In the lawsuits that have been filed in recent months, it’s no longer enough to offer institutional class shares — one must now consider the (potentially) even less expensive alternatives of separately managed accounts and collective trusts. Actively managed fund options are routinely disparaged, while the only reasonable fee structure for recordkeeping fees is declared to be a per participant charge. The use of proprietary fund options, rather than being viewed as a testament to the organization’s confidence in its investment management acumen, is portrayed as a de facto fiduciary violation since the investment management fees associated with those options inure to the benefit of the firm sponsoring the plan.
The most recent suits targeting university plans add to the standard charges leveled against 401(k) plans some that are peculiar to that universe — notably providing a “dizzying” array of fund options that plaintiffs claim results not only in participant paralysis, but in the obfuscation of fees and the decision to employ multiple recordkeepers. The proof statement that these practices are inappropriate? Comparisons with the standards and averages of 401(k) plans.

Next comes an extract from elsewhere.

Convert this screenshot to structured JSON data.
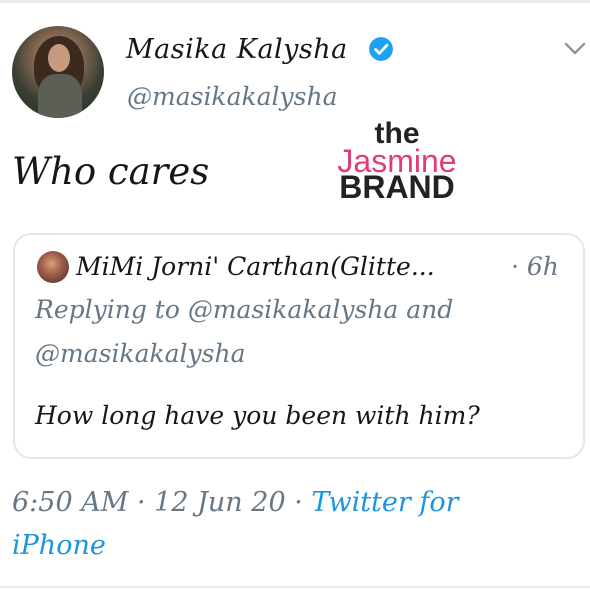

Overlooked in the burst of headlines and allegations is that we know very little about these plans other than what the plaintiffs allege. We aren’t told anything about the employer match, for instance, not to mention participant rates, nor is the subject of outcomes mentioned. We know nothing of the services rendered for these fees, only that, of the investment funds on the menu, cheaper and ostensibly comparable alternatives were available. The plaintiffs’ argument seems to be, if there were cheaper alternatives available, the ones chosen were, by definition, unreasonable, regardless of the services provided.
One other thing overlooked in the burst of lawsuits is that precious few of these cases have actually made their way to trial, and that among those that have, on the issues of fund choices and fund pricing, the courts seemed inclined to give the plan fiduciaries the benefit of the doubt. The Schlichter firm’s own press releases now not only tout the 20 such complaints the firm had filed as of early August, but that in 2009 they “won the only full trial of an 401(k) excessive fee case.” A case in which the attorney fees turned out to be more than triple that of the recovery won by plaintiffs. But if the record at trial is more checkered than many appreciate, plan fiduciaries can’t ignore the fact that in the lawsuits it has brought, the Schlichter firm has succeeded in securing nine settlements.
A popular aphorism holds that if you put a frog in a pot of boiling water, it will immediately hop out, recognizing the peril that that water represents. But if you put the same frog in a pot of cold water and then slowly bring it to a boil, the frog will stay put, since the danger creeps up on it in a less noticeable fashion.
Perhaps that explains why, 10 years after the first claims were filed, so many multi-billion dollar retirement plans still remain vulnerable.
Though by now, that fiduciary pot is surely boiling — and has been for some time.